Sono necessarie due premesse in senso contrario a quanto

dedotto dal ricorrente: la prima è che l’udienza dell’8
giugno 2005 indicata in citazione è stata differita al 21
giugno 2005 con decreto che richiamava l’art. 168 bis
c.p.c. e, implicitamente, il comma 5, tale dovendosi
ritenere il decreto di differimento adottato dal
presidente di sezione dopo la nomina dell’istruttore (v.
Cass. n. 28571/2013, n. 8897/2005); la seconda è che
indiscutibile è l’applicabilità del citato art. 168 bis,
comma 5, nel giudizio di appello, come si desume
indirettamente dall’art. 343, comma l, c.p.c. secondo cui
il convenuto è tenuto a proporre appello incidentale “a
pena di decadenza, nella comparsa di risposta, all’atto
della costituzione in cancelleria ai sensi dell’art. 166”,
disposizione quest’ultima che, con efficacia generale e
certamente non incompatibile con il giudizio di appello
(art. 359 c.p.c.), assegna al convenuto per la
costituzione il termine di “almeno venti giorni prima
dell’udienza di comparizione fissata nell’atto di
citazione […] ovvero almeno venti giorni prima
dell’udienza fissata a norma dell’articolo 168 bis, quinto
comma”.
7

Nella giurisprudenza di questa Corte è chiara la
differente ratio dei commi 4 e 5 dell’art. 168 bis c.p.c.:
il comma 5 attribuisce al giudice il potere di differire
la prima udienza – dalla data indicata nell’atto di
citazione ove corrispondente ad un giorno nel quale il

giudice tenga udienza – ad altra data successiva in
considerazione delle esigenze d’una razionale
organizzazione della trattazione delle cause
sopravvenienti in relazione a quelle pendenti, ond’è che
elementi costitutivi della fattispecie sono la data
d’udienza corrispondente a quella indicata nell’atto di
citazione od alla prima successiva cui la trattazione sia
rimandata d’ufficio ex comma 4 e l’adozione d’un
provvedimento di differimento per motivi inerenti
all’organizzazione del proprio lavoro (v.
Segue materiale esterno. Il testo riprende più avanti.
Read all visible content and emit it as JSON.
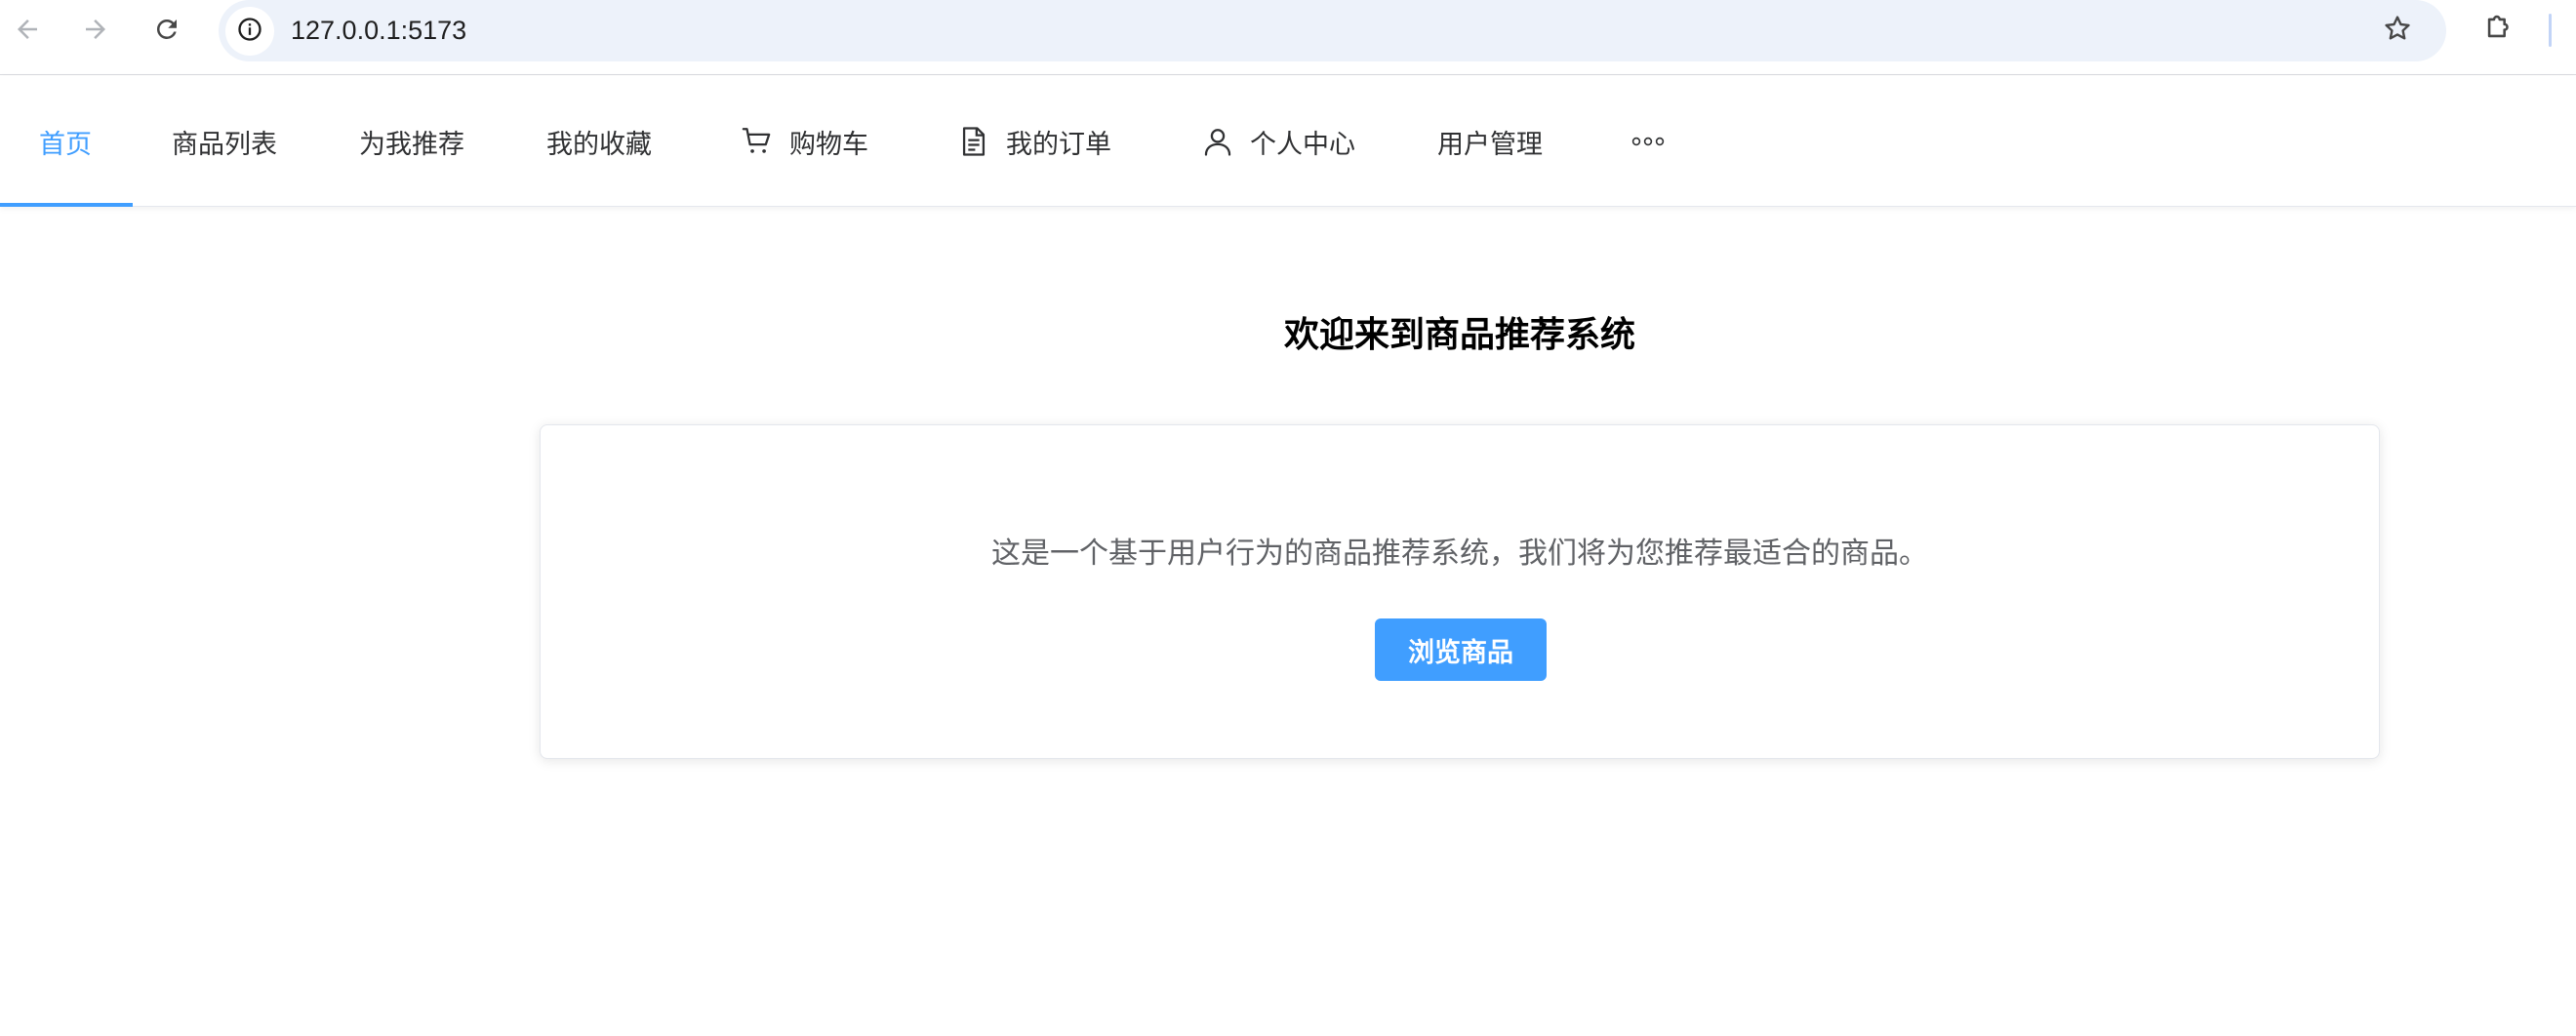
{
  "browser": {
    "url": "127.0.0.1:5173",
    "icons": {
      "back": "back-arrow-icon",
      "forward": "forward-arrow-icon",
      "reload": "reload-icon",
      "site_info": "info-icon",
      "bookmark": "star-icon",
      "extensions": "puzzle-icon"
    }
  },
  "nav": {
    "items": [
      {
        "label": "首页",
        "active": true
      },
      {
        "label": "商品列表",
        "active": false
      },
      {
        "label": "为我推荐",
        "active": false
      },
      {
        "label": "我的收藏",
        "active": false
      },
      {
        "label": "购物车",
        "icon": "cart-icon",
        "active": false
      },
      {
        "label": "我的订单",
        "icon": "document-icon",
        "active": false
      },
      {
        "label": "个人中心",
        "icon": "user-icon",
        "active": false
      },
      {
        "label": "用户管理",
        "active": false
      }
    ],
    "more_icon": "more-dots-icon"
  },
  "main": {
    "title": "欢迎来到商品推荐系统",
    "card": {
      "description": "这是一个基于用户行为的商品推荐系统，我们将为您推荐最适合的商品。",
      "button_label": "浏览商品"
    }
  },
  "colors": {
    "accent": "#409eff",
    "text": "#303133",
    "muted": "#606266"
  }
}
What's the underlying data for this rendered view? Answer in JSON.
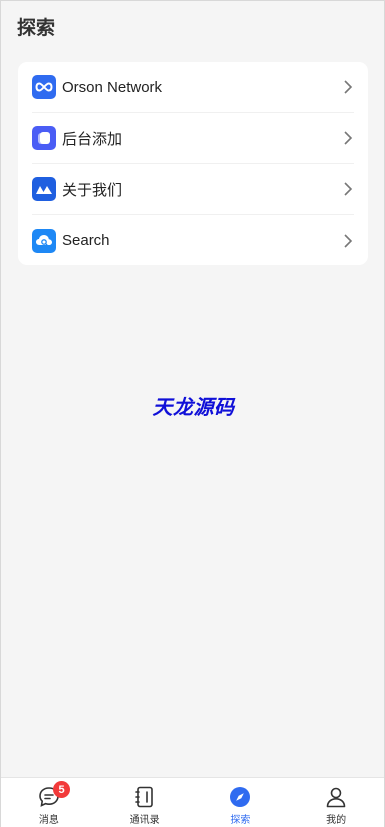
{
  "header": {
    "title": "探索"
  },
  "menu": {
    "items": [
      {
        "label": "Orson Network",
        "icon": "infinity-icon",
        "color": "#2f6bf0"
      },
      {
        "label": "后台添加",
        "icon": "rounded-square-icon",
        "color": "#4a5df5"
      },
      {
        "label": "关于我们",
        "icon": "mountain-logo-icon",
        "color": "#1f5fe0"
      },
      {
        "label": "Search",
        "icon": "cloud-search-icon",
        "color": "#1e88f5"
      }
    ]
  },
  "watermark": "天龙源码",
  "tabbar": {
    "items": [
      {
        "label": "消息",
        "icon": "chat-bubble-icon",
        "badge": "5"
      },
      {
        "label": "通讯录",
        "icon": "address-book-icon"
      },
      {
        "label": "探索",
        "icon": "compass-icon",
        "active": true
      },
      {
        "label": "我的",
        "icon": "person-icon"
      }
    ],
    "active_color": "#2f6bf0",
    "badge_color": "#f23a3a"
  }
}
Cass. n.
13746/2002).
E chiara è anche la differenza delle due ipotesi quanto
agli effetti, ai fini della costituzione del convenuto e
del compimento di alcune attività difensive: con riguardo
alla proposizione della domanda riconvenzionale in primo
grado e dell’appello incidentale nel giudizio di secondo
grado, l’unica fattispecie che giustifica la mancata
considerazione dell’originaria data dell’udienza fissata
nell’atto di citazione è quella – del tutto diversa da
quella prevista nel comma 4 – contemplata dal comma 5
dell’art. 168 bis c.p.c., la quale ricorre allorché il
8

giudice istruttore designato o il presidente di sezione,
nei cinque giorni dalla presentazione del fascicolo,
ritengano, con decreto motivato, di differire la data
della prima udienza, fattispecie nella quale, a norma
dell’art. 166 c.p.c., il termine di “venti giorni prima”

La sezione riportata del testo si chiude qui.